To that point, Williams hasn't done much to distinguish himself early in any of UNC's first three games. So we don't know, really, whether Trubisky would still come in if, say, UNC held a 14-0 lead after its first two drives and Williams had completed all of his attempts and thrown two touchdown passes.
But what we do know is this: The early-game rotation hasn't been successful. Trubisky hasn't played all that well when he's come in on the third series and, when Williams has returned, he has underperformed relative to his play the rest of the time.
Here's what Trubisky has done, in three games, on UNC's third possession:
5-10, 58, 0-1
And here's what Williams has done, in three games, on UNC's fourth possession:
3-8, 15, 0-0
UNC has scored a total of 10 points on these six drives, with the touchdown – a Romar Morris 1-yard run – coming against Liberty. Trubisky's first appearance on Saturday at ECU led to a field goal.
Overall, the offense is averaging 4.39 yards per play on those six drives – nearly a yard worse than UNC's overall average of 5.34 yards per play (which still ranks just 84th nationally).
Trubisky, as I wrote in the story I linked above, acknowledged that he feels a lot of pressure to come in and make something happen when he enters the game. He's putting a lot of pressure on himself, it sounds like. Williams, meanwhile, has been careful not to criticize this setup, but how could it not affect his rhythm?
It's clear by now that neither Williams nor Trubisky separated themselves much in the preseason. They competed for the starting job and Williams won out not necessarily because of how well he played, but because, probably (I say “probably” because we don't get to see anything in the preseason), he's older and more experienced, and because he has helped this team win games. And because, evidently, Trubisky just isn't ready.
And so Williams is the starter. The clear-cut, definitive starter, Fedora said earlier this week.

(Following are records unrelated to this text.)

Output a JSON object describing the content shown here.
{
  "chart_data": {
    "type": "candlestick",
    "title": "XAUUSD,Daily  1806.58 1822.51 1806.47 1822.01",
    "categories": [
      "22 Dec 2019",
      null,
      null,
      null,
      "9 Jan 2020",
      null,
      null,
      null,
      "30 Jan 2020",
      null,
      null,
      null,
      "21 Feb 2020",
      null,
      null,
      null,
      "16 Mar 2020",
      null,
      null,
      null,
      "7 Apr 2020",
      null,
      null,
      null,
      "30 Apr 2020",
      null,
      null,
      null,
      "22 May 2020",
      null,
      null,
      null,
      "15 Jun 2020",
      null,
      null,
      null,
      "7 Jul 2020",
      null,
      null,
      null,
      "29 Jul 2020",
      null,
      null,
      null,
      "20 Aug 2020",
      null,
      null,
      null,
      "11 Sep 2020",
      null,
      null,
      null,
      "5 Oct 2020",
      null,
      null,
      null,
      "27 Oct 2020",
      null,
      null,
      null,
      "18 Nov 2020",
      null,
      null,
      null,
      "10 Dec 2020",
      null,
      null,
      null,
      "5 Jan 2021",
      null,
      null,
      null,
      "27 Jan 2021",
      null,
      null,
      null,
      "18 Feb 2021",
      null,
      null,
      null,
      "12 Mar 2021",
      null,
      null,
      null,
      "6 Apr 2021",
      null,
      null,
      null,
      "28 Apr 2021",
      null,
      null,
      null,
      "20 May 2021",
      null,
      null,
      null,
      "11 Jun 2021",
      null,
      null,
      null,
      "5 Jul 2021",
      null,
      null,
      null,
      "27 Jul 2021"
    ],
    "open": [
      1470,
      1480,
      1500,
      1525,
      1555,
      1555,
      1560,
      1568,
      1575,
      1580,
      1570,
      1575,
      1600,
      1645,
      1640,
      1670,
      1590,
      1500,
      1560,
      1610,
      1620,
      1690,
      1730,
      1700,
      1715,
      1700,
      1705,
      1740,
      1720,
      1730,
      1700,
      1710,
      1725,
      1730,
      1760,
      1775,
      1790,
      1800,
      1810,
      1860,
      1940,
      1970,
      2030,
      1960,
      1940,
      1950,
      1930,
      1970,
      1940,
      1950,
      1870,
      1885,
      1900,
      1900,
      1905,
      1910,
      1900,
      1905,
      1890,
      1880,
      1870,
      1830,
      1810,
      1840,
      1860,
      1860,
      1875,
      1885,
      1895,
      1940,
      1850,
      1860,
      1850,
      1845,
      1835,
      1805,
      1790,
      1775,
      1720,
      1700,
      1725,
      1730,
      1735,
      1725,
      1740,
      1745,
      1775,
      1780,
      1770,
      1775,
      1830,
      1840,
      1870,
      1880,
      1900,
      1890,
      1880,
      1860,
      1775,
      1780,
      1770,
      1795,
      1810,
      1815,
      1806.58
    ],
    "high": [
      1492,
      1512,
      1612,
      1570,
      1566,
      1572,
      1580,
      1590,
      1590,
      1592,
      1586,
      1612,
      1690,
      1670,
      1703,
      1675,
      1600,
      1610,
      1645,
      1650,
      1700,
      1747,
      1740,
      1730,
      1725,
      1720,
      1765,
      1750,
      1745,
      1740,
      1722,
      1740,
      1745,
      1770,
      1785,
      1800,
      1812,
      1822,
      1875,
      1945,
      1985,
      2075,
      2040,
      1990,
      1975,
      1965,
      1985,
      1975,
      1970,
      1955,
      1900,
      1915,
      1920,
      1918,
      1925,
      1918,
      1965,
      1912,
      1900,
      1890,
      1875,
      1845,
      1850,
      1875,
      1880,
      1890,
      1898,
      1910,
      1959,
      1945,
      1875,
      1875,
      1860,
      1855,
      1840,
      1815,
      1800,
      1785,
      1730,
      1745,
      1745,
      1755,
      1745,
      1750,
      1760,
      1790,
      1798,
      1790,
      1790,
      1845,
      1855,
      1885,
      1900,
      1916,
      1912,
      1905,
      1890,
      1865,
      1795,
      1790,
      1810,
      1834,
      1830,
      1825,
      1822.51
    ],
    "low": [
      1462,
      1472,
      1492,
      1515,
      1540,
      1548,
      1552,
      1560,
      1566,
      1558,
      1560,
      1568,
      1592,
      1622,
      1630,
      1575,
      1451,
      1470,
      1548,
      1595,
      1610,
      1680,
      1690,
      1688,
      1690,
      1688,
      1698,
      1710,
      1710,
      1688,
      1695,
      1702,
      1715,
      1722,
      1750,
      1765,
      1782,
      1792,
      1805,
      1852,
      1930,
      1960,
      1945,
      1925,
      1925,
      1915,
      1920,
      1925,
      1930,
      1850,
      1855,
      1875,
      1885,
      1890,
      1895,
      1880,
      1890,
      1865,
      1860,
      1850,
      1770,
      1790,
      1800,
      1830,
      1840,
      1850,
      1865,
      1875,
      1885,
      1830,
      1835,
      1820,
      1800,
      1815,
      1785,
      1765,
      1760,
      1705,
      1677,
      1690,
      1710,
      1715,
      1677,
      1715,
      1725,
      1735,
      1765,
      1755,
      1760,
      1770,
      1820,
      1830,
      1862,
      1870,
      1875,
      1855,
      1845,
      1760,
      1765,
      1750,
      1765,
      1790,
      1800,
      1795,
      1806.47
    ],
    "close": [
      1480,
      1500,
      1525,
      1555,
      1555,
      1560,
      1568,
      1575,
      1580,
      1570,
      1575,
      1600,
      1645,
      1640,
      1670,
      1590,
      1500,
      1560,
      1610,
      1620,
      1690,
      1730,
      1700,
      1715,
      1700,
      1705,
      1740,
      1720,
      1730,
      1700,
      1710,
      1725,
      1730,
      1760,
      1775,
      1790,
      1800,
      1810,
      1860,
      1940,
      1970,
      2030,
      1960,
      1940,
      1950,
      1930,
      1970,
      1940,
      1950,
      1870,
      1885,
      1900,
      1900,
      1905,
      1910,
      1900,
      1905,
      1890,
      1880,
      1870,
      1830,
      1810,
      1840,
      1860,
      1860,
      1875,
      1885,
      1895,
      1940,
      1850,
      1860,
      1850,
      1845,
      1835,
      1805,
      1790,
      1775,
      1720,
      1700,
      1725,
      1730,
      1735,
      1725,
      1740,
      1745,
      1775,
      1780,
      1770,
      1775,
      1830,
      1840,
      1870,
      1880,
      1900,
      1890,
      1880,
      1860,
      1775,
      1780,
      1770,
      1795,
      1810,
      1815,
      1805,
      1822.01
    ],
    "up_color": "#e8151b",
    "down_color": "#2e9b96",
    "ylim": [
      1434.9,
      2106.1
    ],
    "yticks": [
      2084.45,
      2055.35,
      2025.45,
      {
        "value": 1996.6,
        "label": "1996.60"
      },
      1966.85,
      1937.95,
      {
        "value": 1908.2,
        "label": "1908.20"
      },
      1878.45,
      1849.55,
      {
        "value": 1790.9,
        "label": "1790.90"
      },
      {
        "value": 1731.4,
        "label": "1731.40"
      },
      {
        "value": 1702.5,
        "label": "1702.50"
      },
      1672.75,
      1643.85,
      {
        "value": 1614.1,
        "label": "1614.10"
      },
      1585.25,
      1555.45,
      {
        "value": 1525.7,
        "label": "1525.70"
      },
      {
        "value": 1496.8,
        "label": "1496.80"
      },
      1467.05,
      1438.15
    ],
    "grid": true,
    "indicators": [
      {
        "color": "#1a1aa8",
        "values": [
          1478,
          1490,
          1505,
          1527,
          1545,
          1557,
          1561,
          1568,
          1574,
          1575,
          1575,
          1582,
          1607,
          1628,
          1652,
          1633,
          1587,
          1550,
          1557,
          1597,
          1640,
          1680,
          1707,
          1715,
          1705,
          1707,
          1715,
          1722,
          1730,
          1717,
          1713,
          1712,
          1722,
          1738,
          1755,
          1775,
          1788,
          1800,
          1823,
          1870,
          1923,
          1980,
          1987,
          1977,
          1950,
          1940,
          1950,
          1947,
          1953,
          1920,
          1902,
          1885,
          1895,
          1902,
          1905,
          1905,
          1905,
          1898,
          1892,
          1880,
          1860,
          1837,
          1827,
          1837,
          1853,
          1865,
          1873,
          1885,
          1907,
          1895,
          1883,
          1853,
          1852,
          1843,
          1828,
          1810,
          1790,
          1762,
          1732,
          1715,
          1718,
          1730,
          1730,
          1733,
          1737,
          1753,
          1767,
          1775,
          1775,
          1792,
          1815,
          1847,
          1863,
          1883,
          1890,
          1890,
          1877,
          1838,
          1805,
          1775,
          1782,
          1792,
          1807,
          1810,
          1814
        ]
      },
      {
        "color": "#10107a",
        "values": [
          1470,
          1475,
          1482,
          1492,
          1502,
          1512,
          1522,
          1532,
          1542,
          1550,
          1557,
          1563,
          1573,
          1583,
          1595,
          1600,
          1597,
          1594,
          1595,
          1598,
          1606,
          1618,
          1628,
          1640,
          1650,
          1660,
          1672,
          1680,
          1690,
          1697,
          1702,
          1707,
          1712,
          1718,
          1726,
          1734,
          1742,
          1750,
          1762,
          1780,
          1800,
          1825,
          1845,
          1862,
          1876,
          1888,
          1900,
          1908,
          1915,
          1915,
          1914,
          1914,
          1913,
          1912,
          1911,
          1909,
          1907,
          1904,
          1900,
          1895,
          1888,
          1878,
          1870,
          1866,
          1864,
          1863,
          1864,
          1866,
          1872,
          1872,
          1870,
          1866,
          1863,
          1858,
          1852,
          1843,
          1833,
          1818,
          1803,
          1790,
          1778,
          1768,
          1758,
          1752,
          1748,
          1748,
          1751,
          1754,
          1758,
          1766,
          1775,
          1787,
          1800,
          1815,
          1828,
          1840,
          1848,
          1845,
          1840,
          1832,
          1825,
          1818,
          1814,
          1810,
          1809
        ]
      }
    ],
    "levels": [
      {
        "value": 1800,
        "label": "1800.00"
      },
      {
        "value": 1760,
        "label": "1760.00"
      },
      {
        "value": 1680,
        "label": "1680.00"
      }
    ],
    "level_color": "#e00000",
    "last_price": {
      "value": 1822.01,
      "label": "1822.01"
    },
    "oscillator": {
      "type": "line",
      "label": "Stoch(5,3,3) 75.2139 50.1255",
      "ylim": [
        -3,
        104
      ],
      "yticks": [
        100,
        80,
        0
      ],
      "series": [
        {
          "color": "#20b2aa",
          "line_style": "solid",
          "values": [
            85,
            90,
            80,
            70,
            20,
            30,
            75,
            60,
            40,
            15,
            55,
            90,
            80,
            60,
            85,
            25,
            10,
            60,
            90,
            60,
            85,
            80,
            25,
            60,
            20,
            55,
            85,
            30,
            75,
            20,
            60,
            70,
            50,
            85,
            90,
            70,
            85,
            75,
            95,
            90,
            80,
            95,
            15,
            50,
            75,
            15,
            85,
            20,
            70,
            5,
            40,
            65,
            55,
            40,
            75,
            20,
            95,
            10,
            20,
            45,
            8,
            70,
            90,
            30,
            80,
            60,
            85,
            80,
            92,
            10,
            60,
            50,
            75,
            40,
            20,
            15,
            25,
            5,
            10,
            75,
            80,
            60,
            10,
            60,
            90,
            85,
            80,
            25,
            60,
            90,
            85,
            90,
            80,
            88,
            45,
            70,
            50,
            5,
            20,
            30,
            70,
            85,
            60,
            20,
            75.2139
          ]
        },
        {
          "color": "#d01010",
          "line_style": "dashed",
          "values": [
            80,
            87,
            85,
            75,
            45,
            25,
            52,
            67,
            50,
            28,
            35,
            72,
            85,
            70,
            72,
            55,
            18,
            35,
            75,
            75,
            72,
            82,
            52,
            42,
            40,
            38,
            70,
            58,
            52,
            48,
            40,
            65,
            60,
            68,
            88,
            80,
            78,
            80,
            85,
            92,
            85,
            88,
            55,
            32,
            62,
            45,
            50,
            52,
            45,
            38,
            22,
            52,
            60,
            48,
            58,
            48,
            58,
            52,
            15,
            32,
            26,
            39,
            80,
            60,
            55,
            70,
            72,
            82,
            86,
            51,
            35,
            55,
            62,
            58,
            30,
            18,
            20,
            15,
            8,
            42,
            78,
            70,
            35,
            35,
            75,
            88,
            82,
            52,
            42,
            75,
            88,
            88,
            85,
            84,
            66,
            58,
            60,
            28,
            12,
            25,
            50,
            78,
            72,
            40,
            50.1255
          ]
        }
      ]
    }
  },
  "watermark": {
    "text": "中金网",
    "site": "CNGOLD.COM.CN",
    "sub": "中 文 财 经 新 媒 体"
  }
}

“No doubt about it,” Fedora said.
It's a strange thing, then. UNC led ECU 10-7 early in the first quarter on Saturday. The Tar Heels had a chance, with a touchdown, to take early control of the game. Wouldn't you want your starting quarterback in the game at that moment, to maximize the chance for a successful drive? It happened to be UNC's third offensive series, though, so Trubisky entered and Williams watched from the sideline.